Ausgerechnet Mbappé. Im französischen Starensemble, das als großer Favorit in das Turnier gegangen war, ragt der Pariser noch einmal heraus. Im Elfmeterschießen am Montagabend nach 120 aufreibenden Minuten war nur folgerichtig, dass der Flügelspieler, der mal Weltfußballer werden soll, als letzter französischer Schütze antrat. Er scheiterte an dem Schweizer Bundesliga-Torwart Yann Sommer, Frankreich verlor mit 4:5 (3:3, 3:3, 0:1) vom Punkt. Die "Desillusionierung des Mbappé", schrieb Frankreichs Fachzeitschrift "L‘Équipe". Und "Le Parisien" meinte zur EM-Statistik des 22-Jährigen: "Null Tore und ein grausames Ende". So schnell kann es gehen.

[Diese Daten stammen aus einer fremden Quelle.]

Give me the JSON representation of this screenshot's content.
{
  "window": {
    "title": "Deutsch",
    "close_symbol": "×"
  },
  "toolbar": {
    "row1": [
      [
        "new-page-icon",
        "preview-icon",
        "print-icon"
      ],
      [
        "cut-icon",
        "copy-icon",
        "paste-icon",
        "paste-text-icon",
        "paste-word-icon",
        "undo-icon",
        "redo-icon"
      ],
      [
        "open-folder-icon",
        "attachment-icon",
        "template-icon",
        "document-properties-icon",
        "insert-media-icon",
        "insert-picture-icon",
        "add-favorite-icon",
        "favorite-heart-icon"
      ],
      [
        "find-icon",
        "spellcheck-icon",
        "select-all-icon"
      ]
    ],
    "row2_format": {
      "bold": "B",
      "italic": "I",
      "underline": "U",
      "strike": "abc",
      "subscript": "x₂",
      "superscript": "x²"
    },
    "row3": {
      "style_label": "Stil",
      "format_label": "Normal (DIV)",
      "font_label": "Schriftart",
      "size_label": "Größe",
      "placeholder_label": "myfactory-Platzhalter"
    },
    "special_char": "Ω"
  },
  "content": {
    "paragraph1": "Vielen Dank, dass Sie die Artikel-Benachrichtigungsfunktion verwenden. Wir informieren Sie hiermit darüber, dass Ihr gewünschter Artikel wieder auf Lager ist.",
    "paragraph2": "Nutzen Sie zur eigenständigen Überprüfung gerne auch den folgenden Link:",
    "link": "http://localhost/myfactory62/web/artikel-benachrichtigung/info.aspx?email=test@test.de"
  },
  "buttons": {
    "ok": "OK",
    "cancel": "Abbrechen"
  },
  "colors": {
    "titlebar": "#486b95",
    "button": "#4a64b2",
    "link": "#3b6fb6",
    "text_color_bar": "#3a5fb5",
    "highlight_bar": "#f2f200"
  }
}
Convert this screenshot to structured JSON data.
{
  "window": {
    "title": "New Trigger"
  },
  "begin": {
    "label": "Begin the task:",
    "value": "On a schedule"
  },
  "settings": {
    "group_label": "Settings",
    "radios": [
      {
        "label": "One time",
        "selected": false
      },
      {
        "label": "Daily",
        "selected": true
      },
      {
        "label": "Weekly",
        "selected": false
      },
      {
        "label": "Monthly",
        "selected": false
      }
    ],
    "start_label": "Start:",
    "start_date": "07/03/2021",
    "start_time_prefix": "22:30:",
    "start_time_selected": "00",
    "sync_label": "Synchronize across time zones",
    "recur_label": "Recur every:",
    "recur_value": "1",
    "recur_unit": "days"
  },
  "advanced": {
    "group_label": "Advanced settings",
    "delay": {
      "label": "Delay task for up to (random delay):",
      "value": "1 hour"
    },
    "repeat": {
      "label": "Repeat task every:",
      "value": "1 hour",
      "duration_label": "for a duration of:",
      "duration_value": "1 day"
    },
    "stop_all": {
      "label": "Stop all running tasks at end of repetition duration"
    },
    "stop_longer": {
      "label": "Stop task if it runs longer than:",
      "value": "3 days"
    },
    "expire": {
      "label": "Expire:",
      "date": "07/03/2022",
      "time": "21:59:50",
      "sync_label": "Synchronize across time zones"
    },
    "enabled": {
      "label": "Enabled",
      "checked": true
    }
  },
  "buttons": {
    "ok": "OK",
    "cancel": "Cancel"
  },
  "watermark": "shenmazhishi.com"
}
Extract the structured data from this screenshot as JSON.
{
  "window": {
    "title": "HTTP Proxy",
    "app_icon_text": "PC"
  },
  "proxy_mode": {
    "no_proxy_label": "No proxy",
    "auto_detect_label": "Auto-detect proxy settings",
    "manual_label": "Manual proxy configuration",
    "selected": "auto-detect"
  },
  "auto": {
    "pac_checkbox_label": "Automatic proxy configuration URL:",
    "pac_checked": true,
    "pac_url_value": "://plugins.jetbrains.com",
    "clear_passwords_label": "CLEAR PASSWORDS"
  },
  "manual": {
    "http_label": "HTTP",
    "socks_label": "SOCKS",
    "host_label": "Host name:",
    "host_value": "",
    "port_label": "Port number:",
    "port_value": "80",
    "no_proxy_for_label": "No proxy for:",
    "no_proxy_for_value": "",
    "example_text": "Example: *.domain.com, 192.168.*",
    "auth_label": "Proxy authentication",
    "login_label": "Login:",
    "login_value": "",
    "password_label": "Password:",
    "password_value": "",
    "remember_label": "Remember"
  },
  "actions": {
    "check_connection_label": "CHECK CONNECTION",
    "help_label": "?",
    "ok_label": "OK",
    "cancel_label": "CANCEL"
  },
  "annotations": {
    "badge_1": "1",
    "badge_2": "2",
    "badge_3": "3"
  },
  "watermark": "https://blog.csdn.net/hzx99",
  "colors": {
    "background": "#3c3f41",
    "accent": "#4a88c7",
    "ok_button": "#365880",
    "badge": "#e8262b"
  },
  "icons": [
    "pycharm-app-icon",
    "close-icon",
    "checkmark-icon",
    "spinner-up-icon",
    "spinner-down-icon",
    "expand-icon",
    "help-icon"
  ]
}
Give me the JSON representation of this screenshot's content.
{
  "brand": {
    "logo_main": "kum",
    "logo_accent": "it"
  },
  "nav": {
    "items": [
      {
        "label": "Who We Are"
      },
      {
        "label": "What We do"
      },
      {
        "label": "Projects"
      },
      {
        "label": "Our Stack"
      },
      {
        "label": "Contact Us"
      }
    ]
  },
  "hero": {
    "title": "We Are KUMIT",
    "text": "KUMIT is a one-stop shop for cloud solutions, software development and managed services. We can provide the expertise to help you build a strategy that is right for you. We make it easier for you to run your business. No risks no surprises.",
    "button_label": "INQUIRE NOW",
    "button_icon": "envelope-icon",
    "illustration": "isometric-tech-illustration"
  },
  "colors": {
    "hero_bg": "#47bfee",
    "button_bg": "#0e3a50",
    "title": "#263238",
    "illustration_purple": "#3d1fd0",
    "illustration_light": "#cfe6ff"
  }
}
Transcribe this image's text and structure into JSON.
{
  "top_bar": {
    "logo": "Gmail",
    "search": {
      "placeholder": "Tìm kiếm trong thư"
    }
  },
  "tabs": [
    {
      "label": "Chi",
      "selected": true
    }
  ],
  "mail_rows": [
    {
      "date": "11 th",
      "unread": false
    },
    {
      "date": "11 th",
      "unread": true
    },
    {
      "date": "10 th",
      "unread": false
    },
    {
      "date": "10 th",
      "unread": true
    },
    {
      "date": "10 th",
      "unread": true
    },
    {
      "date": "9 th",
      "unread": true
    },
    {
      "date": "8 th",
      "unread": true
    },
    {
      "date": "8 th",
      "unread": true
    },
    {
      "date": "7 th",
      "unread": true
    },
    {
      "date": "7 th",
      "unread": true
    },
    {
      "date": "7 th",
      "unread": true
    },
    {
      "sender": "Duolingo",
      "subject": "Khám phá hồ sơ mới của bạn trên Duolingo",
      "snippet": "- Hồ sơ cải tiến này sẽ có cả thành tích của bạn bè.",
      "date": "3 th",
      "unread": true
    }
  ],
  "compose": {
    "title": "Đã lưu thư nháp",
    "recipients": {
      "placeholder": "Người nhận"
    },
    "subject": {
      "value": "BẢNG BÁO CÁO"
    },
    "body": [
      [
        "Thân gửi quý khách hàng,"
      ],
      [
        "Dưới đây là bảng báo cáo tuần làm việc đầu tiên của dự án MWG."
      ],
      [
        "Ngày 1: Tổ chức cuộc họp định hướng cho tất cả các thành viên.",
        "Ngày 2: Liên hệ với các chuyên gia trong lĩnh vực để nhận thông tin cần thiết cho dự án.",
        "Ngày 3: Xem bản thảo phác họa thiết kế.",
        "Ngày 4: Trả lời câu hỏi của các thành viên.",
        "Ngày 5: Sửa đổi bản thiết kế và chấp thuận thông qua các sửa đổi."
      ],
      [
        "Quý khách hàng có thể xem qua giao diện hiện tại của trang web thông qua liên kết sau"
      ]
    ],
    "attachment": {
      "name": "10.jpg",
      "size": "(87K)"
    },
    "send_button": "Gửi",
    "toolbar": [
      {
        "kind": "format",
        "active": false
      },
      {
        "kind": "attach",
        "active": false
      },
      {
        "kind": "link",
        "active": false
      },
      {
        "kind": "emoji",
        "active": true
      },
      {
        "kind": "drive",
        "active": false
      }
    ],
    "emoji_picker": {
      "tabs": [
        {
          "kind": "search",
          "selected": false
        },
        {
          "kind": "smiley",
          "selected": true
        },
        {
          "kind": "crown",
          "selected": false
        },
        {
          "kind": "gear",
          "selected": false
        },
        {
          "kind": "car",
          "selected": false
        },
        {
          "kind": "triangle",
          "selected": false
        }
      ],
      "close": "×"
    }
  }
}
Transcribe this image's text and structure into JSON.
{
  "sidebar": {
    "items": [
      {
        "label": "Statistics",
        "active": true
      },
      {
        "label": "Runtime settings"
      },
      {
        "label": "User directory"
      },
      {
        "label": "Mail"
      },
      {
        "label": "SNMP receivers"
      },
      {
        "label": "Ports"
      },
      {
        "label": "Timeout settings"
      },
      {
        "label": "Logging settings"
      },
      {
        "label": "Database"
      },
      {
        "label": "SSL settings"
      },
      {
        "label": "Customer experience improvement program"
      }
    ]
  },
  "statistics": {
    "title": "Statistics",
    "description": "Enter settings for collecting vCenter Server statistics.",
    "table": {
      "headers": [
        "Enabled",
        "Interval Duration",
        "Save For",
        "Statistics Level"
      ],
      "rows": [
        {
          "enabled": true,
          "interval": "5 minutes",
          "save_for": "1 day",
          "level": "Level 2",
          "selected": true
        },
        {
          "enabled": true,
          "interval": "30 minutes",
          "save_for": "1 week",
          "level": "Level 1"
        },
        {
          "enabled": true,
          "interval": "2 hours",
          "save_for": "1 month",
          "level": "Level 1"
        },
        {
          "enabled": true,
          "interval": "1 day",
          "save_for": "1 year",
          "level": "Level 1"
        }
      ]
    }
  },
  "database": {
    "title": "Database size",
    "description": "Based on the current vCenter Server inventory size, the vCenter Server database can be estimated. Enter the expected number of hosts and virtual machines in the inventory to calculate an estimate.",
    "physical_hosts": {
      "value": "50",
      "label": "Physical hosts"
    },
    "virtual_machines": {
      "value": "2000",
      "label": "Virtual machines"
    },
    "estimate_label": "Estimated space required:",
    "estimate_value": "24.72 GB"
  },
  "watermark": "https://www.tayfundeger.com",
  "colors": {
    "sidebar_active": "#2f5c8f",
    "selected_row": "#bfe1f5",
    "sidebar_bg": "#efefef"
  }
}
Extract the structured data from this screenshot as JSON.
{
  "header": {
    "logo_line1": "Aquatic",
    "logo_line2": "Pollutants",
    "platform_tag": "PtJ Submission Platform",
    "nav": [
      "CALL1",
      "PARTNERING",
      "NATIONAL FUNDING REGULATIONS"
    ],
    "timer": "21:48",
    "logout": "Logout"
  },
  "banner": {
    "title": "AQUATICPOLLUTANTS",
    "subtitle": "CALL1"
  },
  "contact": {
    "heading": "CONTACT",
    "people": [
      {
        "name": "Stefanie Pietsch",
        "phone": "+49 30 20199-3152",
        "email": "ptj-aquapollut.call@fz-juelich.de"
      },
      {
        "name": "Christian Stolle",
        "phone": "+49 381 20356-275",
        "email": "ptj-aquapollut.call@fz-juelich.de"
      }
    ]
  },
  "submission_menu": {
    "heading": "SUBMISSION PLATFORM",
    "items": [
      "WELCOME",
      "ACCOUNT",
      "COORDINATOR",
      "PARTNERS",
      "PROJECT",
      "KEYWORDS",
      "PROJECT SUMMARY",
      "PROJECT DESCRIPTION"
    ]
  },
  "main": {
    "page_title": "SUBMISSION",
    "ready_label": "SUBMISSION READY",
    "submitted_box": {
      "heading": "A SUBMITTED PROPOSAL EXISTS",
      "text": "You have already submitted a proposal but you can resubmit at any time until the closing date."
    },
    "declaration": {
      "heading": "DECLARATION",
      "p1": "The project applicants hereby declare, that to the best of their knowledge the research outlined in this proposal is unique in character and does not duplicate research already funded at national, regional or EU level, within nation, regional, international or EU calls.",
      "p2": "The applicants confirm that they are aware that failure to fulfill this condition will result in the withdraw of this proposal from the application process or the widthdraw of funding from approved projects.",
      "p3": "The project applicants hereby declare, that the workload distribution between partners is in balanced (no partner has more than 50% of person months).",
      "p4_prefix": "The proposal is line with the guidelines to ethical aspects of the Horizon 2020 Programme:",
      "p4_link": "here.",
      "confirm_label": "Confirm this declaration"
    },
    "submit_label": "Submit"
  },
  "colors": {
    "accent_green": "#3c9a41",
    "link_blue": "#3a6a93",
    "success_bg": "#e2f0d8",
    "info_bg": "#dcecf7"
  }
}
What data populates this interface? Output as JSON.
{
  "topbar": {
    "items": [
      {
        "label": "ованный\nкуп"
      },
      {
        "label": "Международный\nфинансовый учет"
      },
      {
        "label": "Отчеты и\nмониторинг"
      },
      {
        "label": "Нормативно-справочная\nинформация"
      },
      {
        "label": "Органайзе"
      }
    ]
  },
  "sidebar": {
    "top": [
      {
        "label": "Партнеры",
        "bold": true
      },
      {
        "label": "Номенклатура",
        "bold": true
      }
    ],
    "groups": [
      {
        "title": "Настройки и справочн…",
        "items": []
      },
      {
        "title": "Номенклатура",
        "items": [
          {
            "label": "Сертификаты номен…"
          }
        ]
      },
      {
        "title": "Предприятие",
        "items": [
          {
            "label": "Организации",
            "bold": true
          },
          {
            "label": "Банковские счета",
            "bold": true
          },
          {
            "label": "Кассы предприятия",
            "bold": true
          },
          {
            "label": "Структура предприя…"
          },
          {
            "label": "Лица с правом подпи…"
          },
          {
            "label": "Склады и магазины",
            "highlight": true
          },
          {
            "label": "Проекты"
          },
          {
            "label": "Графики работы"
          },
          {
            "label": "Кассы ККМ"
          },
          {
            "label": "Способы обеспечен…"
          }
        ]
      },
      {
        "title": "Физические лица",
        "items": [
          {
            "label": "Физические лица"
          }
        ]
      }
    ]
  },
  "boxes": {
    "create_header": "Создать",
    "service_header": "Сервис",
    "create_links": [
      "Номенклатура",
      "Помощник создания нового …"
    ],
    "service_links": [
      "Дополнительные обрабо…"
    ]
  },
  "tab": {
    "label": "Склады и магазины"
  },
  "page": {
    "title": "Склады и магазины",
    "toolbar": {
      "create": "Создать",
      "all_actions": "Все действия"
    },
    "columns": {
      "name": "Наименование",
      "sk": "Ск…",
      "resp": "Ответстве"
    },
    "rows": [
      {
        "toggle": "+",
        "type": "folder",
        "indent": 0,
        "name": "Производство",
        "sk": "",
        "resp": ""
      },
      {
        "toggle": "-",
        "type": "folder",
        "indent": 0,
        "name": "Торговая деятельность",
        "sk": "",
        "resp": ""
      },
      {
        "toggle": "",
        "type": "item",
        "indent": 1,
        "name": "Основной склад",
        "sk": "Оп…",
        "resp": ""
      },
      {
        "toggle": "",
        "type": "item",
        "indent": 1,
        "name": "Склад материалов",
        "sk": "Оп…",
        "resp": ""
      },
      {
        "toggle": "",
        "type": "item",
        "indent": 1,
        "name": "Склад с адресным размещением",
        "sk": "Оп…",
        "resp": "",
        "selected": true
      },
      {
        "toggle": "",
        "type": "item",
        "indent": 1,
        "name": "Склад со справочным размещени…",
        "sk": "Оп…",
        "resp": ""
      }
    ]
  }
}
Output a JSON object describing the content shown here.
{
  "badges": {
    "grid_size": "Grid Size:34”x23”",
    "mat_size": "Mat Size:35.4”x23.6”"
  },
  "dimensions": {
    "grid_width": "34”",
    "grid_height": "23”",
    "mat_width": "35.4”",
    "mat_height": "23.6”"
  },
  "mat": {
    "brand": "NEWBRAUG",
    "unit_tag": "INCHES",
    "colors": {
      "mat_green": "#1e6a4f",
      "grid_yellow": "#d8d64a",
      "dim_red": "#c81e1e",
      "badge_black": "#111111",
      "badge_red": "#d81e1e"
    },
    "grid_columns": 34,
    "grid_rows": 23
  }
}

Trainer Didier Deschamps, der mit Zidane 1998 Welt- und 2000 Europameister geworden war, hatte noch zaghaft versucht, Mbappé bei dessen schwerem Gang vom Rasen zu trösten. "Er weiß natürlich um seine Verantwortung", berichtete Deschamps während der Pressekonferenz. "Er wollte diesen Elfmeter schießen." Erste Fragen nach einem Bruch im Team wies der 52-Jährige sofort zurück: "Nein, nein, nein. Die Mannschaft ist vereint. Es ist eine einzigartige Mannschaft, heute ist sie am Boden – aber vereint."

Mbappe scheiterte im Elfer-Krimi als einziger Schütze am Schweizer Torhüter Yann Sommer. "Ich weiß, dass ihr Fans traurig seid, aber ich würde mich gern bei euch für eure Unterstützung bedanken und dafür, dass ihr immer an uns geglaubt habt", erklärte Mbappe seinen fast 53 Millionen Followern.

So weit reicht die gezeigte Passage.